Measurement of Thrombin-Alpha-2-Macroglobulin Complexes Generated in Plasma

The aim of this study was to evaluate methods to determine the concentration of thrombin-a2-macroglobulin (TAM) complexes in thrombin generation (TGA) reactions. Specifically, methods for standardized and convenient sample transfer from TGA assays to TAM assays were evaluated with the aim to evaluate the impact of TAM in TGA assays and – if necessary – to make the combination of the two assays applicable for clinical routine.

Furthermore, we asked the question whether concentration of TAM complexes during TGA varies significantly in normal samples and in anticoagulated or thrompophilic samples and thus would influence TGA results.

Currently available TGA assays measure not only free thrombin but also a2-Macroglobulin bound thrombin which is measured in such assays and might lead to overestimate the amount of thrombin generated in TGA. Methods which use mathematical correction for this overestimation assume the same concentration of TAM complexes in different types of samples. This is certainly not the case in children, who have much higher concentrations of a2M. For a correct determination of thrombin generated it could be necessary to measure the concentration of TAM complexes in each TGA reaction individually. Recently a new immuno-activity assay for measuring TAM complexes has been developed (Technozym^®TAM ELISA assay).

The TECHNOTHROMBIN^® TGA assay used in this study does not include any fibrin polymerization inhibitors. Thus the sample transfer from the TGA reaction to the TAM assay is hampered by the clot that forms during thrombin generation. For a routine application of both tests, convenient methods to remove the clot without influencing the result of the TAM assay have to be developed.

Thrombin generation was measured using the TECHNOTHROMBIN^® TGA assay.

TAM complexes were measured using TECHNOZYM^® TAM ELISA. The amount of thrombin in TAM complex is expressed in % of the total amount of thrombin generated. Sample material for the TGA assay was citrated plasma. Samples for TAM assay were taken as subsamples after completion of the TGA reaction. The following methods were used for removal of the clot: centrifugation at 13.000 g for 5 min, filtration through 1.2 μm, low protein binding filters using the standardized filtration device CEVERON^® MFU 500. For comparison liquid was just pipetted from the TGA reaction without prior removal of the clot.
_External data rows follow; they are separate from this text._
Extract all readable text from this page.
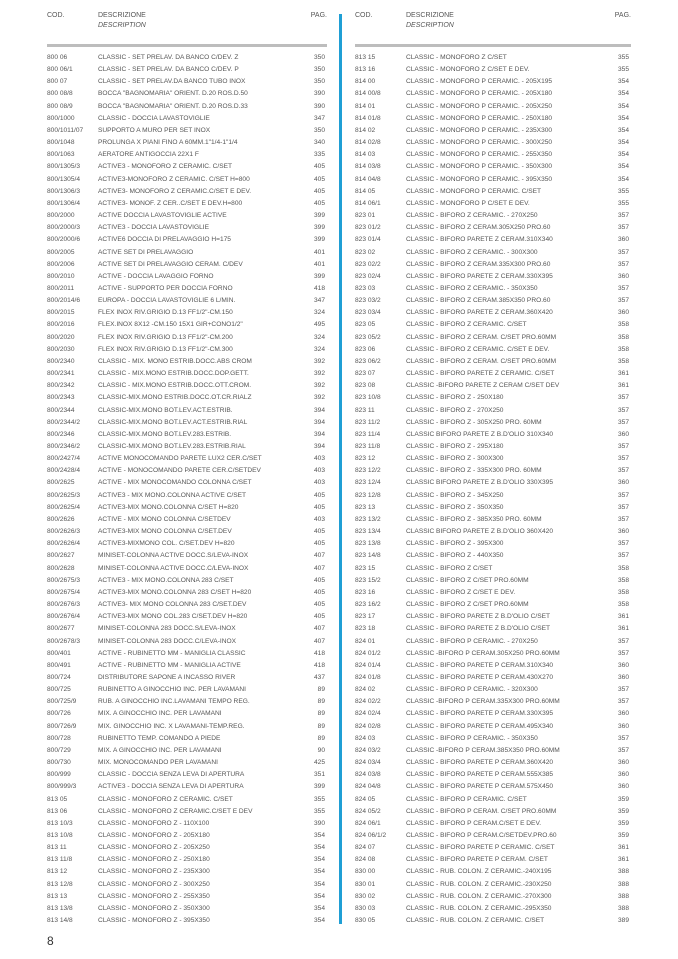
COD.	DESCRIZIONE
DESCRIPTION
PAG.
800 06	CLASSIC - SET PRELAV. DA BANCO C/DEV. Z	350
800 06/1	CLASSIC - SET PRELAV. DA BANCO C/DEV. P	350
800 07	CLASSIC - SET PRELAV.DA BANCO TUBO INOX	350
800 08/8	BOCCA "BAGNOMARIA" ORIENT. D.20 ROS.D.50	390
800 08/9	BOCCA "BAGNOMARIA" ORIENT. D.20 ROS.D.33	390
800/1000	CLASSIC - DOCCIA LAVASTOVIGLIE	347
800/1011/07 SUPPORTO A MURO PER SET INOX	350
800/1048	PROLUNGA X PIANI FINO A 60MM.1"1/4-1"1/4	340
800/1063	AERATORE ANTIGOCCIA 22X1 F	335
800/1305/3	ACTIVE3 - MONOFORO Z CERAMIC. C/SET	405
800/1305/4	ACTIVE3-MONOFORO Z CERAMIC. C/SET H=800	405
800/1306/3	ACTIVE3- MONOFORO Z CERAMIC.C/SET E DEV.	405
800/1306/4	ACTIVE3- MONOF. Z CER..C/SET E DEV.H=800	405
800/2000	ACTIVE DOCCIA LAVASTOVIGLIE ACTIVE	399
800/2000/3	ACTIVE3 - DOCCIA LAVASTOVIGLIE	399
800/2000/6	ACTIVE6 DOCCIA DI PRELAVAGGIO H=175	399
800/2005	ACTIVE SET DI PRELAVAGGIO	401
800/2006	ACTIVE SET DI PRELAVAGGIO CERAM. C/DEV	401
800/2010	ACTIVE - DOCCIA LAVAGGIO FORNO	399
800/2011	ACTIVE - SUPPORTO PER DOCCIA FORNO	418
800/2014/6	EUROPA - DOCCIA LAVASTOVIGLIE 6 L/MIN.	347
800/2015	FLEX INOX RIV.GRIGIO D.13 FF1/2"-CM.150	324
800/2016	FLEX.INOX 8X12 -CM.150 15X1 GIR+CONO1/2"	495
800/2020	FLEX INOX RIV.GRIGIO D.13 FF1/2"-CM.200	324
800/2030	FLEX INOX RIV.GRIGIO D.13 FF1/2"-CM.300	324
800/2340	CLASSIC - MIX. MONO ESTRIB.DOCC.ABS CROM	392
800/2341	CLASSIC - MIX.MONO ESTRIB.DOCC.DOP.GETT.	392
800/2342	CLASSIC - MIX.MONO ESTRIB.DOCC.OTT.CROM.	392
800/2343	CLASSIC-MIX.MONO ESTRIB.DOCC.OT.CR.RIALZ	392
800/2344	CLASSIC-MIX.MONO BOT.LEV.ACT.ESTRIB.	394
800/2344/2	CLASSIC-MIX.MONO BOT.LEV.ACT.ESTRIB.RIAL	394
800/2346	CLASSIC-MIX.MONO BOT.LEV.283.ESTRIB.	394
800/2346/2	CLASSIC-MIX.MONO BOT.LEV.283.ESTRIB.RIAL	394
800/2427/4	ACTIVE MONOCOMANDO PARETE LUX2 CER.C/SET	403
800/2428/4	ACTIVE - MONOCOMANDO PARETE CER.C/SETDEV	403
800/2625	ACTIVE - MIX MONOCOMANDO COLONNA C/SET	403
800/2625/3	ACTIVE3 - MIX MONO.COLONNA ACTIVE C/SET	405
800/2625/4	ACTIVE3-MIX MONO.COLONNA C/SET H=820	405
800/2626	ACTIVE - MIX MONO COLONNA C/SETDEV	403
800/2626/3	ACTIVE3-MIX MONO COLONNA C/SET.DEV	405
800/2626/4	ACTIVE3-MIXMONO COL. C/SET.DEV H=820	405
800/2627	MINISET-COLONNA ACTIVE DOCC.S/LEVA-INOX	407
800/2628	MINISET-COLONNA ACTIVE DOCC.C/LEVA-INOX	407
800/2675/3	ACTIVE3 - MIX MONO.COLONNA 283 C/SET	405
800/2675/4	ACTIVE3-MIX MONO.COLONNA 283 C/SET H=820	405
800/2676/3	ACTIVE3- MIX MONO COLONNA 283 C/SET.DEV	405
800/2676/4	ACTIVE3-MIX MONO COL.283 C/SET.DEV H=820	405
800/2677	MINISET-COLONNA 283 DOCC.S/LEVA-INOX	407
800/2678/3	MINISET-COLONNA 283 DOCC.C/LEVA-INOX	407
800/401	ACTIVE - RUBINETTO MM - MANIGLIA CLASSIC	418
800/491	ACTIVE - RUBINETTO MM - MANIGLIA ACTIVE	418
800/724	DISTRIBUTORE SAPONE A INCASSO RIVER	437
800/725	RUBINETTO A GINOCCHIO INC. PER LAVAMANI	89
800/725/9	RUB. A GINOCCHIO INC.LAVAMANI TEMPO REG.	89
800/726	MIX. A GINOCCHIO INC. PER LAVAMANI	89
800/726/9	MIX. GINOCCHIO INC. X LAVAMANI-TEMP.REG.	89
800/728	RUBINETTO TEMP. COMANDO A PIEDE	89
800/729	MIX. A GINOCCHIO INC. PER LAVAMANI	90
800/730	MIX. MONOCOMANDO PER LAVAMANI	425
800/999	CLASSIC - DOCCIA SENZA LEVA DI APERTURA	351
800/999/3	ACTIVE3 - DOCCIA SENZA LEVA DI APERTURA	399
813 05	CLASSIC - MONOFORO Z CERAMIC. C/SET	355
813 06	CLASSIC - MONOFORO Z CERAMIC.C/SET E DEV	355
813 10/3	CLASSIC - MONOFORO Z - 110X100	390
813 10/8	CLASSIC - MONOFORO Z - 205X180	354
813 11	CLASSIC - MONOFORO Z - 205X250	354
813 11/8	CLASSIC - MONOFORO Z - 250X180	354
813 12	CLASSIC - MONOFORO Z - 235X300	354
813 12/8	CLASSIC - MONOFORO Z - 300X250	354
813 13	CLASSIC - MONOFORO Z - 255X350	354
813 13/8	CLASSIC - MONOFORO Z - 350X300	354
813 14/8	CLASSIC - MONOFORO Z - 395X350	354
COD.	DESCRIZIONE
DESCRIPTION
PAG.
813 15	CLASSIC - MONOFORO Z C/SET	355
813 16	CLASSIC - MONOFORO Z C/SET E DEV.	355
814 00	CLASSIC - MONOFORO P CERAMIC. - 205X195	354
814 00/8	CLASSIC - MONOFORO P CERAMIC. - 205X180	354
814 01	CLASSIC - MONOFORO P CERAMIC. - 205X250	354
814 01/8	CLASSIC - MONOFORO P CERAMIC. - 250X180	354
814 02	CLASSIC - MONOFORO P CERAMIC. - 235X300	354
814 02/8	CLASSIC - MONOFORO P CERAMIC. - 300X250	354
814 03	CLASSIC - MONOFORO P CERAMIC. - 255X350	354
814 03/8	CLASSIC - MONOFORO P CERAMIC. - 350X300	354
814 04/8	CLASSIC - MONOFORO P CERAMIC. - 395X350	354
814 05	CLASSIC - MONOFORO P CERAMIC. C/SET	355
814 06/1	CLASSIC - MONOFORO P C/SET E DEV.	355
823 01	CLASSIC - BIFORO Z CERAMIC. - 270X250	357
823 01/2	CLASSIC - BIFORO Z CERAM.305X250 PRO.60	357
823 01/4	CLASSIC - BIFORO PARETE Z CERAM.310X340	360
823 02	CLASSIC - BIFORO Z CERAMIC. - 300X300	357
823 02/2	CLASSIC - BIFORO Z CERAM.335X300 PRO.60	357
823 02/4	CLASSIC - BIFORO PARETE Z CERAM.330X395	360
823 03	CLASSIC - BIFORO Z CERAMIC. - 350X350	357
823 03/2	CLASSIC - BIFORO Z CERAM.385X350 PRO.60	357
823 03/4	CLASSIC - BIFORO PARETE Z CERAM.360X420	360
823 05	CLASSIC - BIFORO Z CERAMIC. C/SET	358
823 05/2	CLASSIC - BIFORO Z CERAM. C/SET PRO.60MM	358
823 06	CLASSIC - BIFORO Z CERAMIC. C/SET E DEV.	358
823 06/2	CLASSIC - BIFORO Z CERAM. C/SET PRO.60MM	358
823 07	CLASSIC - BIFORO PARETE Z CERAMIC. C/SET	361
823 08	CLASSIC -BIFORO PARETE Z CERAM C/SET DEV	361
823 10/8	CLASSIC - BIFORO Z - 250X180	357
823 11	CLASSIC - BIFORO Z - 270X250	357
823 11/2	CLASSIC - BIFORO Z - 305X250 PRO. 60MM	357
823 11/4	CLASSIC BIFORO PARETE Z B.D'OLIO 310X340	360
823 11/8	CLASSIC - BIFORO Z - 295X180	357
823 12	CLASSIC - BIFORO Z - 300X300	357
823 12/2	CLASSIC - BIFORO Z - 335X300 PRO. 60MM	357
823 12/4	CLASSIC BIFORO PARETE Z B.D'OLIO 330X395	360
823 12/8	CLASSIC - BIFORO Z - 345X250	357
823 13	CLASSIC - BIFORO Z - 350X350	357
823 13/2	CLASSIC - BIFORO Z - 385X350 PRO. 60MM	357
823 13/4	CLASSIC BIFORO PARETE Z B.D'OLIO 360X420	360
823 13/8	CLASSIC - BIFORO Z - 395X300	357
823 14/8	CLASSIC - BIFORO Z - 440X350	357
823 15	CLASSIC - BIFORO Z C/SET	358
823 15/2	CLASSIC - BIFORO Z C/SET PRO.60MM	358
823 16	CLASSIC - BIFORO Z C/SET E DEV.	358
823 16/2	CLASSIC - BIFORO Z C/SET PRO.60MM	358
823 17	CLASSIC - BIFORO PARETE Z B.D'OLIO C/SET	361
823 18	CLASSIC - BIFORO PARETE Z B.D'OLIO C/SET	361
824 01	CLASSIC - BIFORO P CERAMIC. - 270X250	357
824 01/2	CLASSIC -BIFORO P CERAM.305X250 PRO.60MM	357
824 01/4	CLASSIC - BIFORO PARETE P CERAM.310X340	360
824 01/8	CLASSIC - BIFORO PARETE P CERAM.430X270	360
824 02	CLASSIC - BIFORO P CERAMIC. - 320X300	357
824 02/2	CLASSIC -BIFORO P CERAM.335X300 PRO.60MM	357
824 02/4	CLASSIC - BIFORO PARETE P CERAM.330X395	360
824 02/8	CLASSIC - BIFORO PARETE P CERAM.495X340	360
824 03	CLASSIC - BIFORO P CERAMIC. - 350X350	357
824 03/2	CLASSIC -BIFORO P CERAM.385X350 PRO.60MM	357
824 03/4	CLASSIC - BIFORO PARETE P CERAM.360X420	360
824 03/8	CLASSIC - BIFORO PARETE P CERAM.555X385	360
824 04/8	CLASSIC - BIFORO PARETE P CERAM.575X450	360
824 05	CLASSIC - BIFORO P CERAMIC. C/SET	359
824 05/2	CLASSIC - BIFORO P CERAM. C/SET PRO.60MM	359
824 06/1	CLASSIC - BIFORO P CERAM.C/SET E DEV.	359
824 06/1/2	CLASSIC - BIFORO P CERAM.C/SETDEV.PRO.60	359
824 07	CLASSIC - BIFORO PARETE P CERAMIC. C/SET	361
824 08	CLASSIC - BIFORO PARETE P CERAM. C/SET	361
830 00	CLASSIC - RUB. COLON. Z CERAMIC.-240X195	388
830 01	CLASSIC - RUB. COLON. Z CERAMIC.-230X250	388
830 02	CLASSIC - RUB. COLON. Z CERAMIC.-270X300	388
830 03	CLASSIC - RUB. COLON. Z CERAMIC.-295X350	388
830 05	CLASSIC - RUB. COLON. Z CERAMIC. C/SET	389
8
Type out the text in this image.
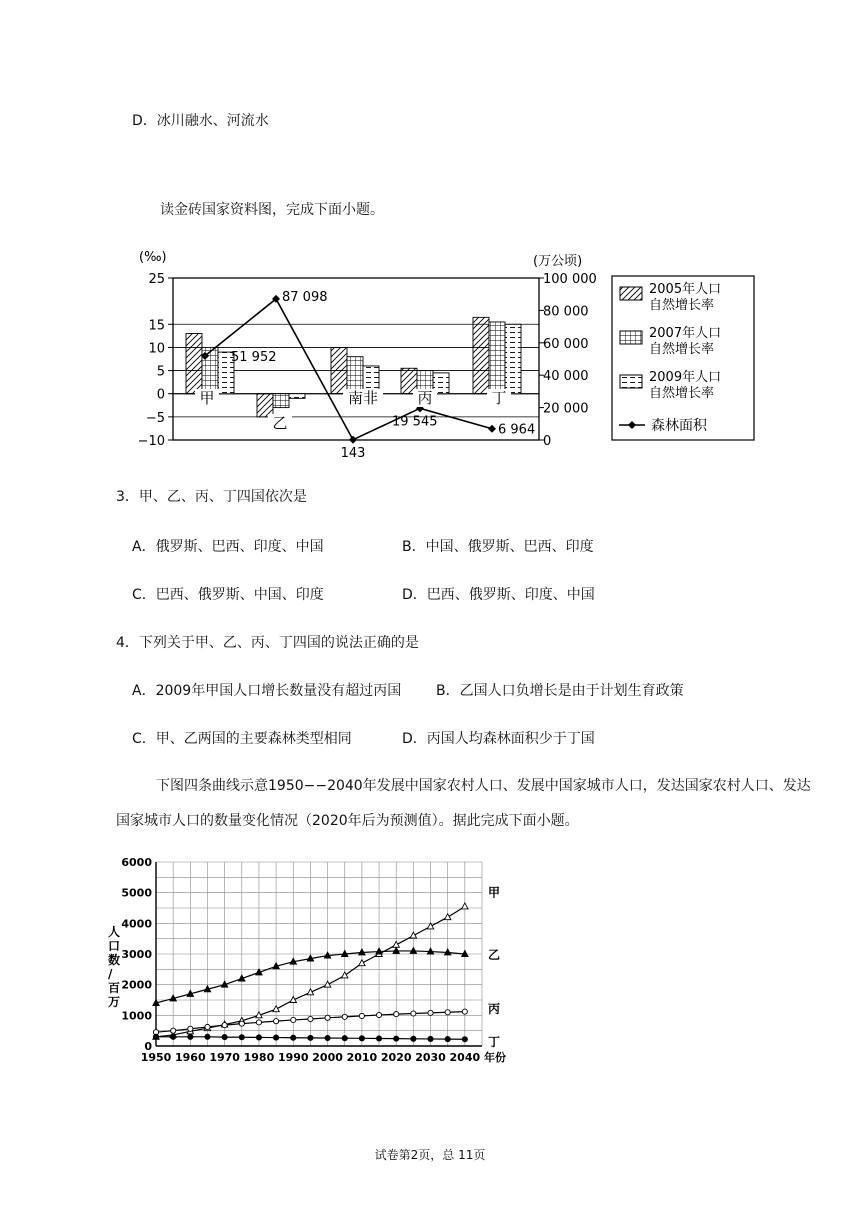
D．冰川融水、河流水
读金砖国家资料图，完成下面小题。
(‰)	(万公顷)
25
15
10
5
0
−5
−10
100 000
80 000
60 000
40 000
20 000
0
51 952
87 098
143
19 545
6 964
甲
乙
南非	丙	丁
2005年人口
自然增长率
2007年人口
自然增长率
2009年人口
自然增长率
森林面积
3．甲、乙、丙、丁四国依次是
A．俄罗斯、巴西、印度、中国	B．中国、俄罗斯、巴西、印度
C．巴西、俄罗斯、中国、印度	D．巴西、俄罗斯、印度、中国
4．下列关于甲、乙、丙、丁四国的说法正确的是
A．2009年甲国人口增长数量没有超过丙国 B．乙国人口负增长是由于计划生育政策
C．甲、乙两国的主要森林类型相同	D．丙国人均森林面积少于丁国
下图四条曲线示意1950−−2040年发展中国家农村人口、发展中国家城市人口，发达国家农村人口、发达国家城市人口的数量变化情况（2020年后为预测值）。据此完成下面小题。
6000
5000
4000
3000
2000
1000
0
1950 1960 1970 1980 1990 2000 2010 2020 2030 2040 年份
人
口
数
/
百
万
甲
乙
丙
丁
试卷第2页，总 11页
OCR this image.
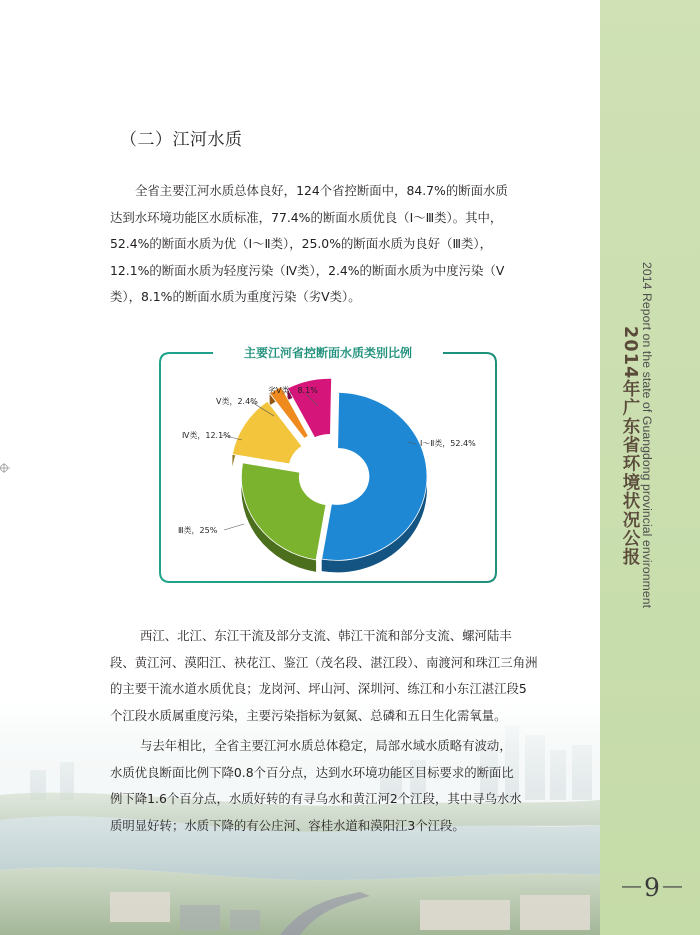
2014 Report on the state of Guangdong provincial environment
2014年广东省环境状况公报
－9－
（二）江河水质
全省主要江河水质总体良好，124个省控断面中，84.7%的断面水质
达到水环境功能区水质标准，77.4%的断面水质优良（Ⅰ～Ⅲ类）。其中，
52.4%的断面水质为优（Ⅰ～Ⅱ类），25.0%的断面水质为良好（Ⅲ类），
12.1%的断面水质为轻度污染（Ⅳ类），2.4%的断面水质为中度污染（Ⅴ
类），8.1%的断面水质为重度污染（劣Ⅴ类）。
Ⅰ～Ⅱ类，52.4%
Ⅲ类，25%
Ⅳ类，12.1%
Ⅴ类，2.4%
劣Ⅴ类，8.1%
主要江河省控断面水质类别比例
西江、北江、东江干流及部分支流、韩江干流和部分支流、螺河陆丰
段、黄江河、漠阳江、袂花江、鉴江（茂名段、湛江段）、南渡河和珠江三角洲
的主要干流水道水质优良；龙岗河、坪山河、深圳河、练江和小东江湛江段5
个江段水质属重度污染，主要污染指标为氨氮、总磷和五日生化需氧量。
与去年相比，全省主要江河水质总体稳定，局部水域水质略有波动，
水质优良断面比例下降0.8个百分点，达到水环境功能区目标要求的断面比
例下降1.6个百分点，水质好转的有寻乌水和黄江河2个江段，其中寻乌水水
质明显好转；水质下降的有公庄河、容桂水道和漠阳江3个江段。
In normal plasma samples (pool of 10 donors) the total amount of thrombin generated (= AUC: area under the curve) was 5110 nM ± 321. (Intra assay variation CV< 5%, n=4; inter-assay variation CV<10% N=2). Approximately 1% of total thrombin generated was found in TAM complexes (mean value of TAM/AUC ratio 1,1% ± 0,1%, mean TAM concentration 56,3nM ±3,8). No significant difference in TAM values for clot removal by centrifugation or filtration could be found (n=8; p=0,1). In contrast, pipetting the sample from the TGA reaction without clot removal yielded significantly lower TAM values (n=8; p=0,003). For individual normal samples (n=10) similar mean values were found: 4380 nM ± 281 for AUC, 47± 10 for TAM. The ratio of TAM/AUC was 1,1% ± 0,2.

In heparinized plasma samples (0.1IU/mL Heparin), the percentage of thrombin in TAM was as expected lower than 1% indicating that heparin competes with the formation of TAM complexes.

Anticoagulated samples (n=4) seem to have a tendency to lower TAM/AUC ratios (below 1%) and thrombophilic samples (n=5) above 1% - testing of larger numbers of samples is currently performed to confirm this finding.

The results of the method evaluation show that analyzing of samples from the TGA assay for thrombin-a2-Macroglobulin can be conveniently achieved by removal of the clot by filtration under standardized conditions. This offers possibilities for routine application of the combination of TGA and TAM assays.

Analysis of different samples indicates that TAM complexes might be altered in anticoagulated or thrombophilic state. From this limited study it seems that the amount of TAM in TGA assays does not vary too much in individual groups of samples as TAM would influence TGA results.